Polio eradication
December 19, 2012On Wednesday (19.12.2012), a female health worker who was supervising the polio vaccinations, along with her driver, were killed in the northwestern Pakistani city of Charsadda.
"Three masked gunmen on a motorcycle opened fire on the health worker's car, killing the woman and her driver on the spot," senior police officer Zahir Shah told the media.
A volunteer health worker was shot in the head few hours earlier while administering the oral door-to-door vaccination in Peshawar, said the Pakistani police. Hilal Ahmed, who is in his early 20s, is said to be in a critical condition.
Earlier this week, five vaccination workers were killed by gunmen in the southern port city of Karachi, and another in Peshawar, which is the capital of the northwestern Khyber Pakhtunkhwa province bordering Afghanistan.
The UN's World Health Organization (WHO) - which partnered with the Pakistani government in the anti-polio drive - said that the decision to suspend the campaign was made because of the "very precarious" security situation.
Elias Durry, the WHO's chief coordinator for the anti-polio program in Pakistan, told the news agency dpa, "until we know better about the security situation, we are asking our staff to work at home."
'Spying campaign'
Vaccination problems have led to a rise in polio cases in Pakistan. Last year, Pakistan recorded 198 cases of the disease - the highest number in a decade. Polio is also endemic in neighboring Afghanistan.
No group has claimed responsibility for the attacks on anti-polio campaign workers, but in the past the Taliban have opposed anti-polio inoculations, and blocked the program in the restive tribal region of Waziristan earlier this year.
The Pakistani Taliban say that polio eradication campaigns are being used by the West as a cover for spying.
In July, Pakistani authorities postponed a similar campaign in Waziristan after Taliban leader Hafiz Gul Bahadur banned inoculations, claiming the drive was similar to a hepatitis vaccination program run by the imprisoned Pakistani doctor Shakeel Afridi.
Afridi allegedly helped the CIA find al Qaeda's former chief Osama bin Laden. Bin Laden was eventually killed by the US Special Forces at his Abbottabad hideout in May last year.

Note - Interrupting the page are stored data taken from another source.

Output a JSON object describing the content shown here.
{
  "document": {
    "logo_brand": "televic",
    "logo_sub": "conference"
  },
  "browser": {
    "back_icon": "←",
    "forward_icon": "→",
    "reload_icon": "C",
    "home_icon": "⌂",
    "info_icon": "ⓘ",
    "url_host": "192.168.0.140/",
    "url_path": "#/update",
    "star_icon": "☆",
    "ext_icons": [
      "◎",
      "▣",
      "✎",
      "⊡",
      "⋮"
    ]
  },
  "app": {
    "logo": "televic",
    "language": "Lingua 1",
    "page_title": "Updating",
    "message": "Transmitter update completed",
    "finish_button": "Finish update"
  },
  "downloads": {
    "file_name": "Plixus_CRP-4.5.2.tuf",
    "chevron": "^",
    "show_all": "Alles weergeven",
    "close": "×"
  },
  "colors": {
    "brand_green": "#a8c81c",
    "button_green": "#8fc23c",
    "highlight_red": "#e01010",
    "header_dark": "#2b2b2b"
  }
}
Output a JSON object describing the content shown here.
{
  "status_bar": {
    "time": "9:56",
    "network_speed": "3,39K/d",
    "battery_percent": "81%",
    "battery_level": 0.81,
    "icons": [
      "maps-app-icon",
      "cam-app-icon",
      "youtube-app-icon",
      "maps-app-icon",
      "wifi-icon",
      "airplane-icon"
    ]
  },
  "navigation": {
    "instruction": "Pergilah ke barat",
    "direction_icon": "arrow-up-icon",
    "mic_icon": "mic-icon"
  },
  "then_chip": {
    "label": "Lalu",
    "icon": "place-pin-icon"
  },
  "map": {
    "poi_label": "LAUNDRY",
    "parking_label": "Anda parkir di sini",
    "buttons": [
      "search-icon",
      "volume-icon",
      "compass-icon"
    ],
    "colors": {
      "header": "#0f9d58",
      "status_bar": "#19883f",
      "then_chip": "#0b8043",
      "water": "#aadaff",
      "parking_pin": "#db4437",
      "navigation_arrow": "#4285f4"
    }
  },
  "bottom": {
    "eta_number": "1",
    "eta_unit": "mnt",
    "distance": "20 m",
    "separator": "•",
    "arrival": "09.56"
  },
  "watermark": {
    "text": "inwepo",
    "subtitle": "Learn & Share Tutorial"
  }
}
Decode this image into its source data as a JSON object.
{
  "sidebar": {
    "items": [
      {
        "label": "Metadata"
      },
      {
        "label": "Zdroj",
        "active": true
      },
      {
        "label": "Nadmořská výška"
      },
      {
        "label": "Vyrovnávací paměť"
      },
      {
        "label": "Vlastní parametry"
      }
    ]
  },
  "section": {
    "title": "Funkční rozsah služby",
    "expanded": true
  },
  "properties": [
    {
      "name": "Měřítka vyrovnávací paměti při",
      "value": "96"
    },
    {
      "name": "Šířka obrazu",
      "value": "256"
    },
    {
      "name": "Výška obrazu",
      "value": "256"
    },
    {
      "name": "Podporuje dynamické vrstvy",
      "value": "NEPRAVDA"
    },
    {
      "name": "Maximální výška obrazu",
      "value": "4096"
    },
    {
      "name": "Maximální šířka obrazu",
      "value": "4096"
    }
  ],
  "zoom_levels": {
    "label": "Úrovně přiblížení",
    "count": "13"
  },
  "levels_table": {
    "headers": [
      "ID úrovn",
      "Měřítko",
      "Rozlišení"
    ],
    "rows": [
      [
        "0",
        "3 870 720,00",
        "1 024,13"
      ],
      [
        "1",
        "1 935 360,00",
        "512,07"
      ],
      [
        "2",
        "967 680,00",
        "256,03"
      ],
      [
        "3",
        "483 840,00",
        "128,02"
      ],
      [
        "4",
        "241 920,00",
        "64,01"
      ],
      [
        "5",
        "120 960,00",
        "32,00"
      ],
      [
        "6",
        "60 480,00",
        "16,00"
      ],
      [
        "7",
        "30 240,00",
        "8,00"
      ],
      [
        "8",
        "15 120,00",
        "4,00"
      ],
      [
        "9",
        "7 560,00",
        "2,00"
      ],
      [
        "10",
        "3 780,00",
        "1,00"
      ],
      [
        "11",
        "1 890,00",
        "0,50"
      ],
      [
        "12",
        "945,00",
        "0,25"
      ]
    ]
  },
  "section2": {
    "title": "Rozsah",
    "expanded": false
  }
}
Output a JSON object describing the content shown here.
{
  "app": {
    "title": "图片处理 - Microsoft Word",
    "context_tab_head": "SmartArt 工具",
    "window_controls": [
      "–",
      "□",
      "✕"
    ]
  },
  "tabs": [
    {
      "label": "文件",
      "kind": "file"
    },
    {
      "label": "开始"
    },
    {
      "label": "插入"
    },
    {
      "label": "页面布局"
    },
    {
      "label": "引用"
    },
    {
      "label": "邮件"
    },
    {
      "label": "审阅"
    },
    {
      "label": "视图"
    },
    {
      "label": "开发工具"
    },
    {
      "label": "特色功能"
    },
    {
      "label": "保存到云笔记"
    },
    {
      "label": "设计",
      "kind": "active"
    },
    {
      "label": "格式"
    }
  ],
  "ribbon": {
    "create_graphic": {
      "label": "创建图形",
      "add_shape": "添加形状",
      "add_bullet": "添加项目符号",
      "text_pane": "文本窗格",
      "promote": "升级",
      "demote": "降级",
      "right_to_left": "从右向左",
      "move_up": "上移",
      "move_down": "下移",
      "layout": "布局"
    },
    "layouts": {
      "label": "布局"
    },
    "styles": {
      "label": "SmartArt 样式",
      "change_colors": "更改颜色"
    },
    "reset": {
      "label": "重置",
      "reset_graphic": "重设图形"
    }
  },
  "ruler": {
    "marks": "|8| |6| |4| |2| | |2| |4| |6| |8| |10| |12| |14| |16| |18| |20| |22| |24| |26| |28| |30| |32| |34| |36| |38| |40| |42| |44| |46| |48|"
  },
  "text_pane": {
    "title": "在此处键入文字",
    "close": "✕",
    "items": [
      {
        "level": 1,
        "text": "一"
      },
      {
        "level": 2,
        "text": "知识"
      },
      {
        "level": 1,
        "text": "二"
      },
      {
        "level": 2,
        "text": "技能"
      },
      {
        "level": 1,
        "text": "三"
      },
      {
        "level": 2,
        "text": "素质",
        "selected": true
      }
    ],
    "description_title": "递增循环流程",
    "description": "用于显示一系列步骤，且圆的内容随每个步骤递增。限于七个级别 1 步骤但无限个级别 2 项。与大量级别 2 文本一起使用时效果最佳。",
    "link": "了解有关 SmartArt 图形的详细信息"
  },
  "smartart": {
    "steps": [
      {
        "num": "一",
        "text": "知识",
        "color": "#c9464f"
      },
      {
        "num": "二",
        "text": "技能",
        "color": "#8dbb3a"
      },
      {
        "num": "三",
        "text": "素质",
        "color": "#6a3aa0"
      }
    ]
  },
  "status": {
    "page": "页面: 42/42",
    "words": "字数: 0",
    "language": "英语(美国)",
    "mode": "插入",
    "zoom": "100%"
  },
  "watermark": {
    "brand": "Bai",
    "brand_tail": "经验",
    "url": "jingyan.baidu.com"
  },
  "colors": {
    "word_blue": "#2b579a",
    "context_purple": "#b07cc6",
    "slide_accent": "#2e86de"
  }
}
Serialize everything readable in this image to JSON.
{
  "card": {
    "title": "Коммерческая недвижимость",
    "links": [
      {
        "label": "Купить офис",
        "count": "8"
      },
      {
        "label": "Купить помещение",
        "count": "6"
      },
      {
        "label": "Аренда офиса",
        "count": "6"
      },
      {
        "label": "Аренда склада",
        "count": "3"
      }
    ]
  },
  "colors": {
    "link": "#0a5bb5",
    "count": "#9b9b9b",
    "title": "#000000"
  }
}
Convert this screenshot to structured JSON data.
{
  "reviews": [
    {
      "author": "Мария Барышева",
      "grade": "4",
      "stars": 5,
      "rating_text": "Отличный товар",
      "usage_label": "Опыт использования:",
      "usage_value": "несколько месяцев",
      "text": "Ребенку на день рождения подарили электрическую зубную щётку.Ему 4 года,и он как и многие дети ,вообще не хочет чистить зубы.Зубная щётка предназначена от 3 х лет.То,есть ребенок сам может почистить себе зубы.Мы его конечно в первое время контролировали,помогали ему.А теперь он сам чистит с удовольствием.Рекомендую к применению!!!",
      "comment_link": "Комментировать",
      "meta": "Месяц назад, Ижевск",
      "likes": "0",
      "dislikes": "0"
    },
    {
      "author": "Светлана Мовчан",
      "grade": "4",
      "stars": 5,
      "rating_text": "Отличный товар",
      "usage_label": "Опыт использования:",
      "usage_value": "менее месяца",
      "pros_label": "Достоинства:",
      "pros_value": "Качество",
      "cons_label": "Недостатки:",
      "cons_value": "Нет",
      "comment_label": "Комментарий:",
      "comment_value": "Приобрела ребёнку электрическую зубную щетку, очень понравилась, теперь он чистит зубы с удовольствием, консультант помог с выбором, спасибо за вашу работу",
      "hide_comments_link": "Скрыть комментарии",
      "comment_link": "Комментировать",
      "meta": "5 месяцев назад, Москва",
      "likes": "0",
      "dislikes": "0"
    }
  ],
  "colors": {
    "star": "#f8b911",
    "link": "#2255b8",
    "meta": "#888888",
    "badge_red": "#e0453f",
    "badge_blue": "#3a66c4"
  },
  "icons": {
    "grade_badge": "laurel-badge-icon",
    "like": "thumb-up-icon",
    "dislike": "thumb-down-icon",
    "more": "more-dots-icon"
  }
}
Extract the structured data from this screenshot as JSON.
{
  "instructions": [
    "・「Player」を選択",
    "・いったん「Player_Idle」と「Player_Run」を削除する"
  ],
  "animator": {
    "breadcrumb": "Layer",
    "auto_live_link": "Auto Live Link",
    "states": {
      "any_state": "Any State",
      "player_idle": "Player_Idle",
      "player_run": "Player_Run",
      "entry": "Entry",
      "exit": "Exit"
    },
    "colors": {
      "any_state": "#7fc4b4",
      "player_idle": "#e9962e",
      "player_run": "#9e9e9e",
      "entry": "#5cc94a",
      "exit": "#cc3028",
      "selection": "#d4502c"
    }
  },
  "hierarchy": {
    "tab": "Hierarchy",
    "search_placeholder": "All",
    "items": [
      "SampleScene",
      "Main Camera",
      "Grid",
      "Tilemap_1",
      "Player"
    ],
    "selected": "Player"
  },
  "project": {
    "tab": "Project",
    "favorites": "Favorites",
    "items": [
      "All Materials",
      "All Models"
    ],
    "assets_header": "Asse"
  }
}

Earlier this year, a Pakistani court sentenced Afridi to 33 years in prison after charging him with treason.
Shahnaz Wazir Ali, an advisor to Pakistani Prime Minister Raja Pervez Ashraf, told DW that the Afridi affair had made it difficult for the authorities to conduct this campaign.
"People think that agents like Dr. Shakeel Afridi work in polio immunization teams, and that might put their lives at risk," she said, adding that the anti-polio campaigns did not involve blood and DNA tests.
Ali told DW that the anti-polio campaign was not anti-Islam, as propagated by some groups, and merely reflected the need of the hour.
Anti-modernity forces
Karachi-based journalist Nusrat Amin told DW that anti-progressive forces in countries such as Pakistan have often opposed campaigns that were aimed at improving people's lives.
"Successive governments have always succumbed to tribal pressures, so it doesn't surprise me if the government chose to postpone the drive," said Amin.
Wajahat Malik, an Islamabad-based social activist and filmmaker, told DW that since the Afridi incident, "the polio eradication campaign has lost its credibility in Pakistan." He added that Pakistan is rife with conspiracy theories.
Malik also said that the Pakistani state not only lacks power in North Waziristan, but that its presence in the whole of the tribal belt is nearly non-existent.
Domestic politics
But of late, the Taliban have extended their activities to other Pakistani cities - including Karachi, which is considered to be a stronghold for the liberal Muttahida Qaumi Movement (MQM) party.
Malik Siraj Akbar, a Pakistan expert at the National Endowment for Democracy in Washington, D.C., told DW that the Pakistani government has been ignoring and denying the increasing Talibanization of Karachi.
"Such acts keep reminding us about the presence of hard-line Islamic groups that are capable of manifesting their power without being traced or punished," Akbar said.
Akbar was of the view that the MQM and other liberal parties in Karachi were not averse to Islamization, and offered a "narrow rejection of Talibanization based on ethnic politics."
"The MQM's response to Talibanization in Karachi is similar to Pakistan's response to the war on terror. Pakistan has not officially owned the war on terror. Pakistan is not ideologically convinced that this is its war," Akbar commented.
But many Pakistani experts believe that the MQM is the only political force in Karachi that can contain the Taliban's growing influence in southern Pakistan. They say that by targeting health workers in Karachi, the Taliban are also aiming to exert their political control over a "liberal" city.